The news that politically correct groups in the United States are greeting the 500th anniversary of Columbus’ discovery of America by denouncing the great explorer as an imperialist exploiter has been greeted with incredulity and derision in Europe. After all, had he not discovered America, there would be no tax-fed intelligentsia of progressive Americans to denounce him. They would not, as their own jargon has it, have been called into existence. At the very most the year 1992 of the Christian calendar of Europe might have seen mild protests in Oaxaca about the ritual cutting out of human hearts in the Aztec capital. More outrageously, a debating society in Cuzco might have had the temerity to suggest that the vigorous suppression of unnatural vice under the strict laws of the Inca Empire was an unjust repression of the indigenous traditions of its subject peoples. After all, if you can eat peyote. . . . It is even possible that the Cherokees, if untouched by the treacheries of Jacksonian democracy would have been boycotting Eskimo-carved walrus tusks as a protest against whale hunting by kayak. But enough, Columbus did discover America and it was settled by the Spaniards and the Portuguese, the Swedes and the Irish, the Ukrainians and the Ashkenazi Jews, all of whom would have starved at home had there been no New World for them to emigrate to.
A movement of peoples on this kind of scale necessarily involves the displacement and disturbance of autochthonous aboriginal peoples, but the whole of human history consists of such movements.
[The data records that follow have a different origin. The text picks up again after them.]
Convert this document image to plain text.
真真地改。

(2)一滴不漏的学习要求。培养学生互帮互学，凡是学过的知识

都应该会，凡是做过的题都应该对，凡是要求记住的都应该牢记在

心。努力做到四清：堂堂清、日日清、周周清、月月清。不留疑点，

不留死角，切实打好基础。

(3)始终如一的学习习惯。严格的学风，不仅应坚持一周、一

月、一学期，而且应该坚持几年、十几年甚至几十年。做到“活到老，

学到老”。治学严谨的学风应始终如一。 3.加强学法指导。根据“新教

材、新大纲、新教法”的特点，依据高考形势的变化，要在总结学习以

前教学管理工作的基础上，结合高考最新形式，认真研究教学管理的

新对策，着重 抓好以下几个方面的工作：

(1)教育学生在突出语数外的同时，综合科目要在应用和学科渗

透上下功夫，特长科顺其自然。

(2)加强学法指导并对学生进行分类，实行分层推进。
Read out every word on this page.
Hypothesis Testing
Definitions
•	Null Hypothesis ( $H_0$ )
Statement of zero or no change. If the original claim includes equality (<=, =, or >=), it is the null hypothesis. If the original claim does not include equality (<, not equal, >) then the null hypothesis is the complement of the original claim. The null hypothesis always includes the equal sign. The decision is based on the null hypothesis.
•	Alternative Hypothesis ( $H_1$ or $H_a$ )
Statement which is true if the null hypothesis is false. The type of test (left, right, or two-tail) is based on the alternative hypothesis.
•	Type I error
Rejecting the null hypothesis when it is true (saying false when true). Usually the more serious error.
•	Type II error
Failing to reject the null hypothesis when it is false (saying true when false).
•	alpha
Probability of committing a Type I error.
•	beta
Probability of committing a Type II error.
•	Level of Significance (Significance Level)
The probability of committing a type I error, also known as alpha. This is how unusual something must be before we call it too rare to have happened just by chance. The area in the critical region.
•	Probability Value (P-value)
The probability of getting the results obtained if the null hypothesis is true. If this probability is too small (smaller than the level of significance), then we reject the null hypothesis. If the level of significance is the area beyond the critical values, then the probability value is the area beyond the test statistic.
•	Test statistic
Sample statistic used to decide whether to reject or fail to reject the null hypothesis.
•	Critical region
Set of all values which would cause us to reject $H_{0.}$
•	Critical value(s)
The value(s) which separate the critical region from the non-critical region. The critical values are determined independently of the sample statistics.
Why should we single out Columbus for calumny when we do not condemn the Arabs who erupted from their desert peninsula to occupy and dominate all the lands between Spain and Babylon, or the Chinese who have swamped their less numerous neighbors—the Mongols, Tibetans, Uighurs, and Tartars—by sheer weight of numbers, backed by force? The answer is, of course, that the politically correct liberals of America are racists, and Columbus was the wrong color. Accordingly he is to blame, even for the dire but accidental importation of Old World diseases such as small pox, which decimated the Amerindians who lacked any resistance to them. It was the equivalent of the Black Death in Medieval Europe that killed between a third and a half of the population, after the opening up of trade routes to China permitted the spread of plague. Blaming Columbus for this is like blaming the Africans for unleashing AIDS on the world.
The campaign against Columbus is but the latest manifestation of the long held anti-Catholic and anti-Spanish bigotry that lurks throughout American history. True, Columbus was from Genoa and may even have come from a Jewish family, but his expedition was sponsored and financed by the Catholic rulers of a newly united Spain, and his voyage led to the creation of a Spanish empire in the New World, which the United States later helped to dismantle. The Monroe doctrine, the Spanish-American War and the American government’s indifference to the persecution of religion in Spain and Mexico in the 1930’s are all part of the same anti-Spanish and anti-Catholic pattern. Theodore Roosevelt galloped uphill and Franklin D. wheelchaired down, but the man with the big stick and the self-styled good neighbor shared the same prejudices.
It appears odd at first that those who denounce Spain as the cruel land of Ferdinand and Isabella, the Spanish Inquisition, bullfights and Franco, are also in favor of the increased use of Spanish in American schools and public life, even though it is the biggest barrier to the social and economic rise of the Hispanics. But all becomes clear if we look at the history and politics of America’s southern neighbor, Mexico. In Mexico, anti-Americanism coupled with a rejection of the language of the Anglos and gringos coexists with an official ideology that is more fiercely anti-Spaniard and anticlerical than anything to be found in the United States. The Spanish language is emphasized there both as the unifier of Mexico and as a means of undermining the United States, particularly those states that once belonged to Mexico. By contrast, the Spaniards and their religion are viewed negatively as the forces against which Mexico’s ruling Institutional Revolutionary Party defines itself. The brutal and oppressive Aztecs who culled their subject peoples for human sacrifices are honored and celebrated in lavish museums of anthropology, but the Conquistadors and the friars who accompanied them are slandered in modern Marxist murals. It was not by chance that Trotsky was assassinated in Mexico City. Both he and his murderers felt at home there. In Mexico every last ugly heals then ruin is a subject of government preservation and veneration, but the baroque churches that are the true artistic glory of the country are either sadly neglected or their restoration has been financed by foreigners. The dark idols to whom men were sacrificed have been set above the monuments that commemorate God’s sacrifice for man. Do we really prefer this to Columbus?